As New Delhi seeks to repeal a law that acts as a constitutional bridge between India and disputed Kashmir, many prominent journalists, actors and public figures celebrated what experts call an undemocratic move.
Led by the far-right Hindu nationalist Bharatiya Janata Party (BJP) since 2014, India has moved into uncharted territories by enforcing a constitutional amendment which changes the status of India-administered Kashmir, locally known as Jammu and Kashmir, the disputed Himalayan region claimed by both India and Pakistan.
Most of the country’s television channels and newspapers praised the government's decision, abandoning the basic ethics of journalism.
“I am in tears. I have been stormed with phone calls & messages. Never imagined this would happen in my lifetime. Full integration of Jammu & Kashmir & Ladakh with India is final now. No special status. History written before our eyes. No Article 370,” wrote Aditya Raj Kaul, a vocal Indian journalist, on Twitter.

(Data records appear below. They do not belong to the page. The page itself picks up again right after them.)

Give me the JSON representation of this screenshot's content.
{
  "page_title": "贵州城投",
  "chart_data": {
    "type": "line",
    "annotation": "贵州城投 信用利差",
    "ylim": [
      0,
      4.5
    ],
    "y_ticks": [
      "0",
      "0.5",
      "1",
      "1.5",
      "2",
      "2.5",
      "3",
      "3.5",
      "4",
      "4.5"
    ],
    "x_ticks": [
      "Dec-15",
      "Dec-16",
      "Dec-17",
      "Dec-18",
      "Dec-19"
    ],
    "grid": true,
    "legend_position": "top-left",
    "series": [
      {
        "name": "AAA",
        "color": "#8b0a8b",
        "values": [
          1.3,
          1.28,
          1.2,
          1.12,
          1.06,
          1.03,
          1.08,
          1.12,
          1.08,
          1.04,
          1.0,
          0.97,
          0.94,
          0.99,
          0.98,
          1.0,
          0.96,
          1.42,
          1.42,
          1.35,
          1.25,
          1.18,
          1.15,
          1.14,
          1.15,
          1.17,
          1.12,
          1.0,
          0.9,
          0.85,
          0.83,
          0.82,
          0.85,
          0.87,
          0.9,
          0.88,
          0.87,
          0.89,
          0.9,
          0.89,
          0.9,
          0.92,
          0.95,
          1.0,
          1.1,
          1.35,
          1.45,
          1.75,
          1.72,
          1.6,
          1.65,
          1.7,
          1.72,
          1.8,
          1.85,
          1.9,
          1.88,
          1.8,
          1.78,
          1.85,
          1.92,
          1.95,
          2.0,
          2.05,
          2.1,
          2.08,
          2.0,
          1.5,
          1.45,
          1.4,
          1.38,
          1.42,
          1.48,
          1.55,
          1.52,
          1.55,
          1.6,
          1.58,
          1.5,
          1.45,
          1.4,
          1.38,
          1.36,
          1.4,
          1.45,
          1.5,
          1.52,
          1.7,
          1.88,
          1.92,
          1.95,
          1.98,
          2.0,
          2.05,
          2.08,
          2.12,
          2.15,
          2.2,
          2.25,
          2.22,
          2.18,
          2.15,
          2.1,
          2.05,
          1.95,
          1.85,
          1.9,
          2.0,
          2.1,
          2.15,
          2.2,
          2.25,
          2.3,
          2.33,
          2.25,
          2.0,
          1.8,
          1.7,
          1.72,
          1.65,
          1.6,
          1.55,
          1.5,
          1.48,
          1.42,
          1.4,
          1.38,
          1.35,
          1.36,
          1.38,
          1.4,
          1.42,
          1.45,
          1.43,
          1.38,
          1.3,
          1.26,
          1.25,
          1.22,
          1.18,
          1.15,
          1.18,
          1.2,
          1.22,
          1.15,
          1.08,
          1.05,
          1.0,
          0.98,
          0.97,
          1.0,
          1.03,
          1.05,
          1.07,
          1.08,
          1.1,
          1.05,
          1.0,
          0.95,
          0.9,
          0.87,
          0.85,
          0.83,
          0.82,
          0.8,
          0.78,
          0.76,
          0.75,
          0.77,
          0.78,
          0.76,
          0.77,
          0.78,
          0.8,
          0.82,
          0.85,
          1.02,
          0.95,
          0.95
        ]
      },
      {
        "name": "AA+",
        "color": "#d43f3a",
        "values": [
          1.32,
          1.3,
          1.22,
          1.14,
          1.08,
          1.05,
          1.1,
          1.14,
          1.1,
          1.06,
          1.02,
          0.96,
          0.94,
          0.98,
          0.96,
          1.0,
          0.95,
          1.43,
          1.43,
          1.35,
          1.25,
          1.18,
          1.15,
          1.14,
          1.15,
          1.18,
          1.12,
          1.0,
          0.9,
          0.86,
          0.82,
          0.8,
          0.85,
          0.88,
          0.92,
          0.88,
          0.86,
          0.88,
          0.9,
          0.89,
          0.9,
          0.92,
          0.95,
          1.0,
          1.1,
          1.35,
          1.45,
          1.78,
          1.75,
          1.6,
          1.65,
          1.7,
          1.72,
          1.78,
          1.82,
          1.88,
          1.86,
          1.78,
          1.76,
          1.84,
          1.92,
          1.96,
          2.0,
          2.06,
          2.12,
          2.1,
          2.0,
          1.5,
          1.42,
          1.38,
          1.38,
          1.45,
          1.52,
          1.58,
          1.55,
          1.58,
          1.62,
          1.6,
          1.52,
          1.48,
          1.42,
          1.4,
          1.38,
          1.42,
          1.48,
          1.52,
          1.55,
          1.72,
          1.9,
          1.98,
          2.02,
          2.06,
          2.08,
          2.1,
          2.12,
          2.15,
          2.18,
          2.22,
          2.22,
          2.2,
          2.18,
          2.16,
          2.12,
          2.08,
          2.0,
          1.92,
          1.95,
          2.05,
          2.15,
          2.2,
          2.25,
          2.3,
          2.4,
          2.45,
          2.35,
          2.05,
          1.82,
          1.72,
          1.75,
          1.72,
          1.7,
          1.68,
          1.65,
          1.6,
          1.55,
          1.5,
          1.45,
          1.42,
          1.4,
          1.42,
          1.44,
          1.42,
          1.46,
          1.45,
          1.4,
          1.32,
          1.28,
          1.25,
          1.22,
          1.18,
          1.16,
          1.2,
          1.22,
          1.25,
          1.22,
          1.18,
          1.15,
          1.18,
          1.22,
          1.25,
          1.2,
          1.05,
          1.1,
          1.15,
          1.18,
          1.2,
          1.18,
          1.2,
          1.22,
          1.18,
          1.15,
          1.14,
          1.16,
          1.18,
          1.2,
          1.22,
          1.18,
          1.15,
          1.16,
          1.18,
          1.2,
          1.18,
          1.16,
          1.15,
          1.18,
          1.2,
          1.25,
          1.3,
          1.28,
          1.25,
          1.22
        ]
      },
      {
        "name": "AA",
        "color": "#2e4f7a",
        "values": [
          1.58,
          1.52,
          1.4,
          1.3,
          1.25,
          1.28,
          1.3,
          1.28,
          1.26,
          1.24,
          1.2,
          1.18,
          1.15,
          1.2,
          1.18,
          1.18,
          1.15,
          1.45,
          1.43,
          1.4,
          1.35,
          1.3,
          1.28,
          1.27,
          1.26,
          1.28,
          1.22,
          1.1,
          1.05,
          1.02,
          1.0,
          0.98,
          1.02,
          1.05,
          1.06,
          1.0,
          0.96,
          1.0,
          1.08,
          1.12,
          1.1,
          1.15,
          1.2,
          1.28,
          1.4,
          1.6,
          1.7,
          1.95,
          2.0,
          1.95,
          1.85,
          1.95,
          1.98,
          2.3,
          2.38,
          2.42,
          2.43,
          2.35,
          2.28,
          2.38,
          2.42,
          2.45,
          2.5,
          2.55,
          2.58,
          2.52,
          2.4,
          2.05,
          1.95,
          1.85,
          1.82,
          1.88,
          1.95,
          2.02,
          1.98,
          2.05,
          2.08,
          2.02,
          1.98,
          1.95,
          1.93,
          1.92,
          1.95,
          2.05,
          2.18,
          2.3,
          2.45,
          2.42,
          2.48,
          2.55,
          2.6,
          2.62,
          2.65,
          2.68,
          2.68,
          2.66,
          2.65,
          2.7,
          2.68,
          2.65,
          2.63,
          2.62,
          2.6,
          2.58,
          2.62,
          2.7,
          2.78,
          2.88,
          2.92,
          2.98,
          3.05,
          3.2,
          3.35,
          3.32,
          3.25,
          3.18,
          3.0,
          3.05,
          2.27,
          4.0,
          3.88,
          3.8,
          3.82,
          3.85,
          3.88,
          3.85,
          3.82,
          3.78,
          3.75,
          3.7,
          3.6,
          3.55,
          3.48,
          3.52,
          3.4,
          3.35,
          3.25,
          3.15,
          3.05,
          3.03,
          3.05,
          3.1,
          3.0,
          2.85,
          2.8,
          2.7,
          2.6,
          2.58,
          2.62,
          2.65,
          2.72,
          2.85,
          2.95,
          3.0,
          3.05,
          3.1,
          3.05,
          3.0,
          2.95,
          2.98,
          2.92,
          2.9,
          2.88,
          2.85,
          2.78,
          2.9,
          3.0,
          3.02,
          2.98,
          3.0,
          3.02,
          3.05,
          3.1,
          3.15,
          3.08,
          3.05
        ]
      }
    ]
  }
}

Article 370 gave the disputed region a nominal autonomy, which was put in place in the late 1940s as one of the conditions to Kashmir's temporary accession to India.
Soon after India's Home Minister Amit Shah revealed the government's plan to renege on a 70-year-old treaty - which became a constitutional bridge between the Indian state and the erstwhile princely domain of Jammu and Kashmir - Aditya Raj Kaul said New Delhi should go after the lawmakers of Kashmir's People Democratic Party (PDP), who tore down the constitution of India in parliament to protest India’s "unconstitutional" decision of erasing the law that safeguarded the disputed region's demographic balance.
Kaul also believes that everything in Kashmir is “absolutely normal right now”, while the region is under an intense military siege. According to yesterday's local reports, there are military and police checkpoints almost every 500 metres. Experts see the heavy military footprint as a sign of India's occupation of Kashmir.
Preeti Bakaya, a New Delhi based corporate consultant, also cheered the state’s decision to turn Kashmir’s status to that of Union Territory, an entity that's directly ruled by New Delhi. Bakaya wrote the decision was “long overdue!”
Since 2014, the year when Prime Minister Narendra Modi came to power, displaying what many call a “divisive” leadership, India has seen a worrying increase in the number of hate crimes targeting minorities, particularly Muslims across the country.
“This is illegal annexation of a militarily-occupied territory and completely unacceptable,” said Shireen Mazari, Pakistani Minister for Human Rights, on Twitter.
But for Hindu nationalists and their media advocates, Kashmir’s annexation to India has long been part of their political agenda.
Some of them even described the revocation of Article 370 as India's display of “love” for Kashmiris.
“To the people of Kashmir: Seize this incredible moment in History. Love India, just as India loves you. Light a diya, not a Molotov,” wrote Anand Rangahathan, a right-wing columnist, on Twitter.
Abhijit Majumder, another senior Indian journalist, lauded opposition political leader and Chief Minister of New Delhi Arvind Kejriwal for endorsing Modi’s decision to tear up Article 370.
“Pretty mature stand as an Opposition leader,” Majumder reacted to Kejriwal, who defends statehood for the capital city, New Delhi, while rejecting the same for India-held Kashmir.